One day around Thanksgiving my husband left me for a dirty, little, home-wrecker he met at work. After the shock wore off and I divorced the Prick, I decided I would try dating again. But 2 things occurred to me:
1. I was out of practice
2. I was clearly unable to choose honorable men.
I was out of practice because I was loyal and faithful, (like a good little pup) to my husband and unable to choose honorable men as can be proven by the actions of my X who did I mention left me for a hollow, moral-less, home-wrecking slut?
Either way I decided I would look to the experts for advice on what I was doing wrong and how to overcome it. One issue that has shocked and amazed me through out my years of observation is the behavior of women who get the really nice guys. It’s like all the good men are hypnotized by wafer thin, soul-less husks, whose inherent belief systems consist of, “you will love me and do my bidding, and if you won’t I will find some other sucker who will.” Are they smart? Only if Mensa has added a manipulation IQ rating. Are they witty? Only if you think talking about them is funny. Do they have anything to offer in a relationship? Only if it relates to what you can do for them and then you should be thankful to oblige. And in as much as I would like to say I wasn’t envious I was, so I decided to go to the experts and learn how to become a woman that every man will adore and fall in love with instantly.
I know there was a Good Housekeeping manual penned sometime in the 50’s, but I had been unable to locate it so I searched the internet for as many information documents as I could find, then went about purchasing them and reading them well into the wee hours of the night. This is it in a nutshell:
· You can choose to cook or not cook, but either way only eat tiny little bits, pushing the rest of your food around on your plate. If you find you must eat please do so in private and then go vomit. Please note that vomiting should also be practiced privately.
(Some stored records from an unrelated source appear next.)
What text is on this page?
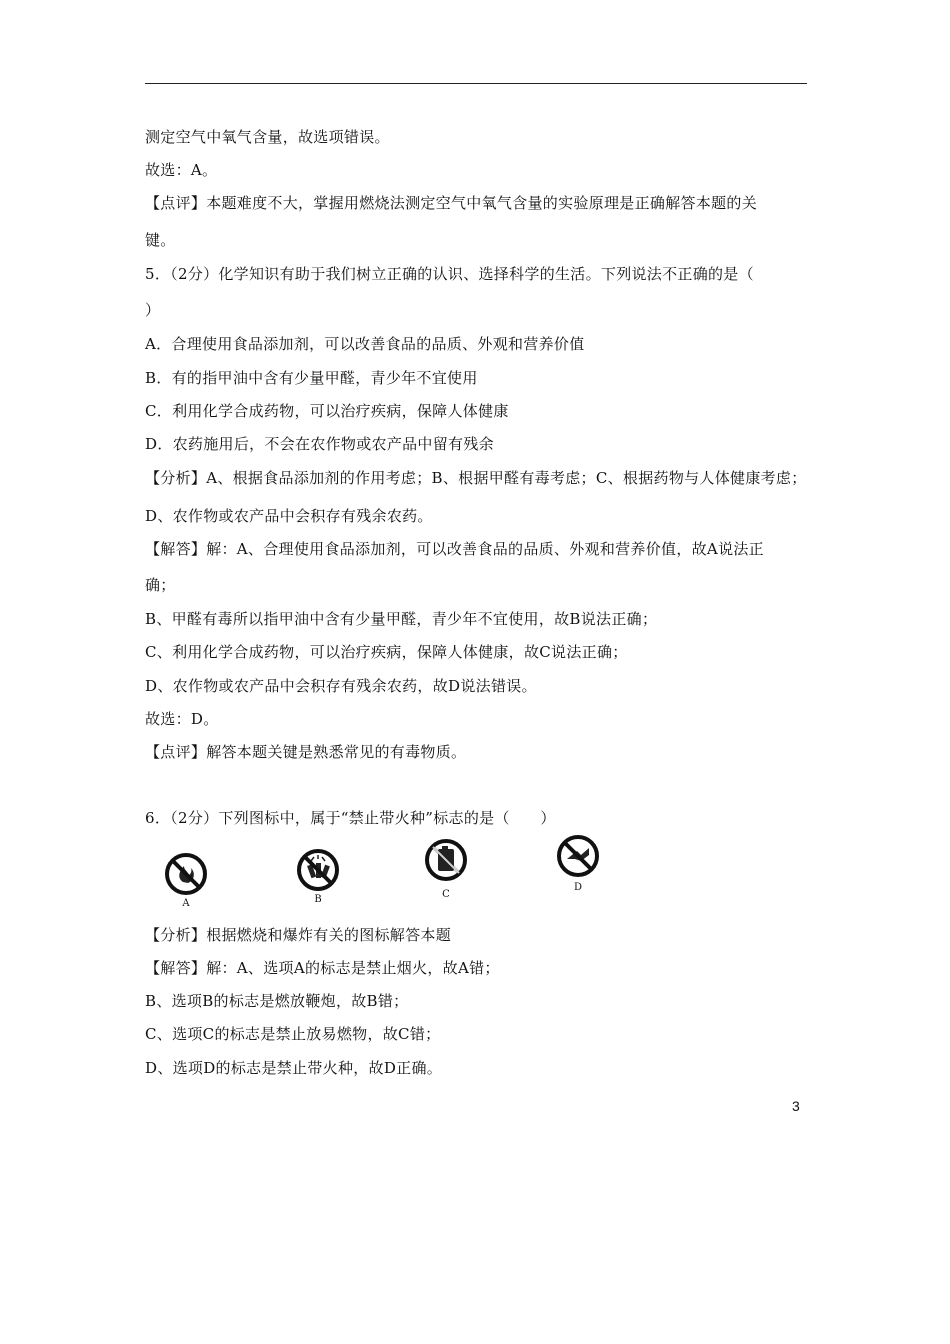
测定空气中氧气含量，故选项错误。
故选：A。
【点评】本题难度不大，掌握用燃烧法测定空气中氧气含量的实验原理是正确解答本题的关
键。
5．（2分）化学知识有助于我们树立正确的认识、选择科学的生活。下列说法不正确的是（
）
A．合理使用食品添加剂，可以改善食品的品质、外观和营养价值
B．有的指甲油中含有少量甲醛，青少年不宜使用
C．利用化学合成药物，可以治疗疾病，保障人体健康
D．农药施用后，不会在农作物或农产品中留有残余
【分析】A、根据食品添加剂的作用考虑；B、根据甲醛有毒考虑；C、根据药物与人体健康考虑；
D、农作物或农产品中会积存有残余农药。
【解答】解：A、合理使用食品添加剂，可以改善食品的品质、外观和营养价值，故A说法正
确；
B、甲醛有毒所以指甲油中含有少量甲醛，青少年不宜使用，故B说法正确；
C、利用化学合成药物，可以治疗疾病，保障人体健康，故C说法正确；
D、农作物或农产品中会积存有残余农药，故D说法错误。
故选：D。
【点评】解答本题关键是熟悉常见的有毒物质。
6．（2分）下列图标中，属于“禁止带火种”标志的是（　　）
【分析】根据燃烧和爆炸有关的图标解答本题
【解答】解：A、选项A的标志是禁止烟火，故A错；
B、选项B的标志是燃放鞭炮，故B错；
C、选项C的标志是禁止放易燃物，故C错；
D、选项D的标志是禁止带火种，故D正确。
A	B	C
D
3
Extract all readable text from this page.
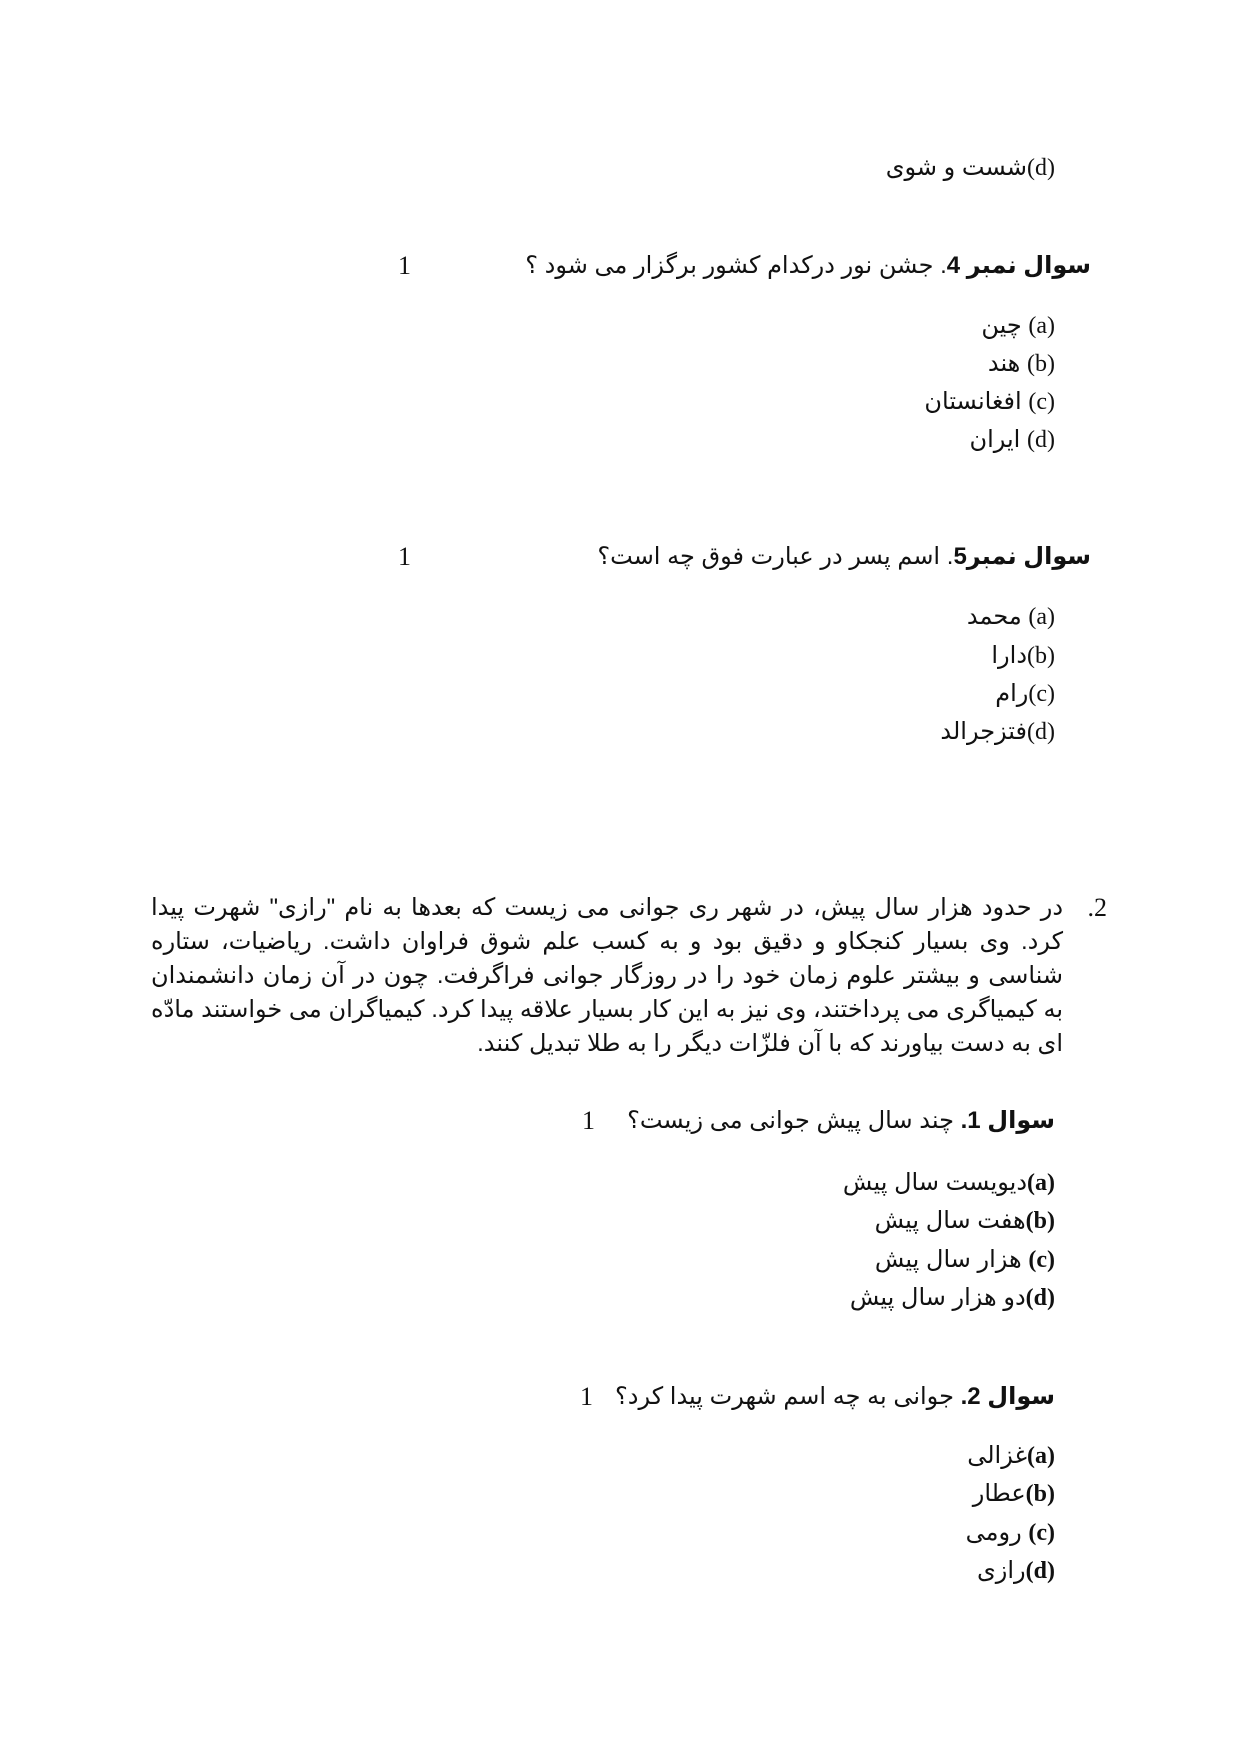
(d)شست و شوی
سوال نمبر 4. جشن نور درکدام کشور برگزار می شود ؟
1
(a) چین
(b) هند
(c) افغانستان
(d) ایران
سوال نمبر5. اسم پسر در عبارت فوق چه است؟
1
(a) محمد
(b)دارا
(c)رام
(d)فتزجرالد
.2
در حدود هزار سال پیش، در شهر ری جوانی می زیست که بعدها به نام "رازی" شهرت پیدا کرد. وی بسیار کنجکاو و دقیق بود و به کسب علم شوق فراوان داشت. ریاضیات، ستاره شناسی و بیشتر علوم زمان خود را در روزگار جوانی فراگرفت. چون در آن زمان دانشمندان به کیمیاگری می پرداختند، وی نیز به این کار بسیار علاقه پیدا کرد. کیمیاگران می خواستند مادّه ای به دست بیاورند که با آن فلزّات دیگر را به طلا تبدیل کنند.
سوال 1. چند سال پیش جوانی می زیست؟
1
(a)دیویست سال پیش
(b)هفت سال پیش
(c) هزار سال پیش
(d)دو هزار سال پیش
سوال 2. جوانی به چه اسم شهرت پیدا کرد؟
1
(a)غزالی
(b)عطار
(c) رومی
(d)رازی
It should also be stated here that this instruction is not so much said as it is implied since the number one quality men find appealing is thin boyish women with un-naturally big tits.
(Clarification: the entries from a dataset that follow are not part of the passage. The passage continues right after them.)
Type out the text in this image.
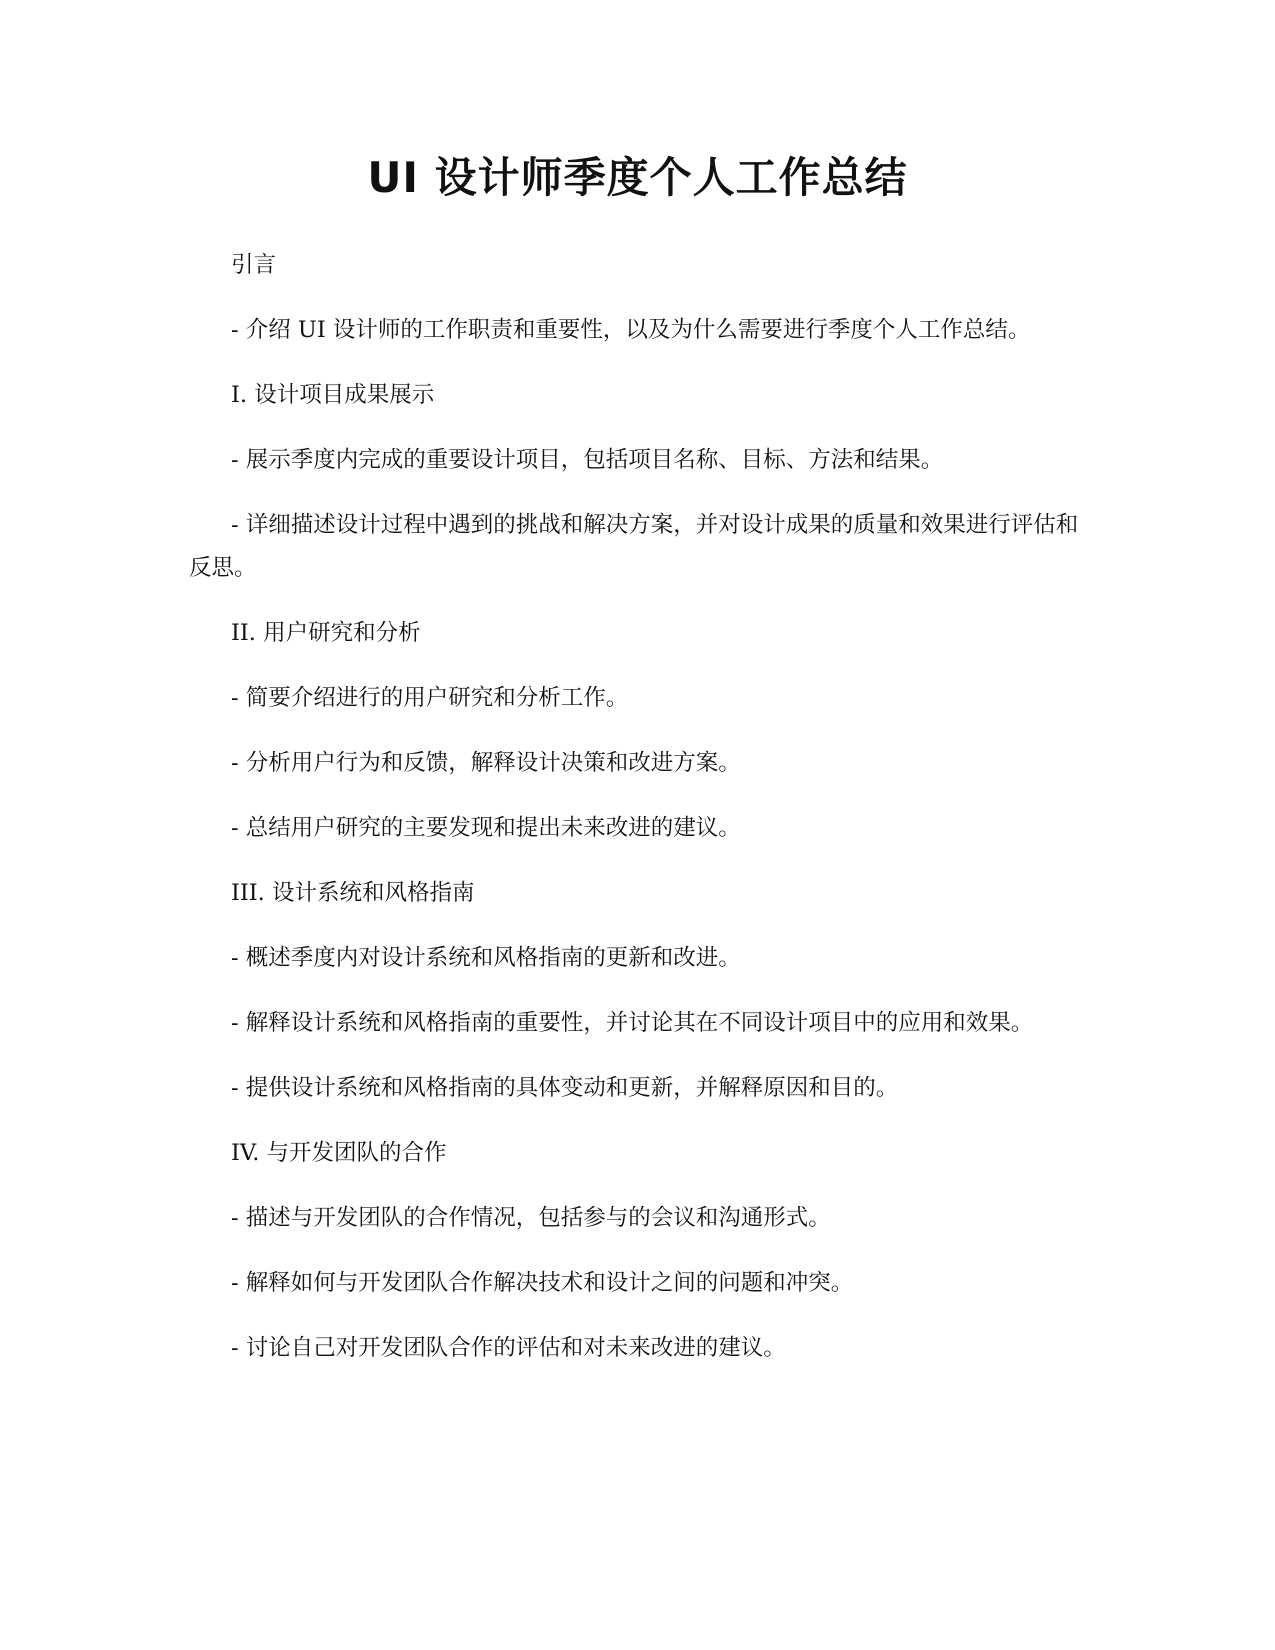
UI 设计师季度个人工作总结

引言

- 介绍 UI 设计师的工作职责和重要性，以及为什么需要进行季度个人工作总结。

I. 设计项目成果展示

- 展示季度内完成的重要设计项目，包括项目名称、目标、方法和结果。

- 详细描述设计过程中遇到的挑战和解决方案，并对设计成果的质量和效果进行评估和反思。

II. 用户研究和分析

- 简要介绍进行的用户研究和分析工作。

- 分析用户行为和反馈，解释设计决策和改进方案。

- 总结用户研究的主要发现和提出未来改进的建议。

III. 设计系统和风格指南

- 概述季度内对设计系统和风格指南的更新和改进。

- 解释设计系统和风格指南的重要性，并讨论其在不同设计项目中的应用和效果。

- 提供设计系统和风格指南的具体变动和更新，并解释原因和目的。

IV. 与开发团队的合作

- 描述与开发团队的合作情况，包括参与的会议和沟通形式。

- 解释如何与开发团队合作解决技术和设计之间的问题和冲突。

- 讨论自己对开发团队合作的评估和对未来改进的建议。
· In keeping with men’s number one attractiveness factor always engage in obsessive exercise and always, always keep busy. Ignoring your own need to sit and rest or read a book to address the needs of your household like food shopping, dusting, vacuuming, toilet bowl cleaning, attending to the pets and personal grooming.
· Never and I mean never leave the house unless you are properly groomed and coiffed because you could miss out on that fortuitous encounter at the gas station or convenient store which so often leads to meeting Mister right, because that so happens everyday. Random, gorgeous single guys running out for gas or sundries picking up chicks who look like they’ve just been peeled off the cover of vogue and placed willy-nilly in the most accommodating places, poised seductively in utterly alarming yet casual ways, dripping sex, captivating others on line whilst fingering a box of fudge brownies and a half gallon of fat free milk. And if you really want to make an impression it is best to show some leg, but only if it is a thin leg, so wear a skirt and high heels, (men love high heels), whenever possible.
· Please, please, please be coy and flirtatious batting your eyelashes and moistening your lips with your little pink tongue and remember to smile, because when you smile the world smiles with you. If possible remember to draw attention to your best features, namely your chest by showing cleavage, but not too much, but just enough to get them thinking about sex, but not enough for them to think you are a whore. Always leave this area open and in plain sight even if it requires clasping your hands behind your back.
· Then once you lure him in with your sultry ways make sure to be unavailable, most of the time. Taunting and teasing him with your absence, because Mommy was right when she said absence makes the heart grow fonder! Make him work for your affections and always make him pay for your outings, then once he pays like a good little boy pat him on the head and give him a kiss on the cheek for his efforts, but never ever sleep with him until he has earned it. Since as all women know men are only after one thing and if they have to work hard enough to get it they will cherish it forever. In essence men are to be trained like dogs and kept on a very short leash.
· Also never tell men the truth, never tell them what you are thinking unless it has to do with what you will or will not accept in their behavior and then it should not be said directly, rather you are to inform them of their digressions by way of ignoring them when they misbehave and rewarding them when they don’t. Some men I might add would perhaps prefer getting spanked with a rolled up newspaper or at the very least threatened with it, but use your discretion here as this could lead you down that slippery slope of illicit sex that is frowned upon by those in the know.
· Finally, train like a body builder so that when you finally do let him near the holy of holies he will realize it was worth the wait, (if he indeed has waited), and will continue to pine for your surreptitious affections.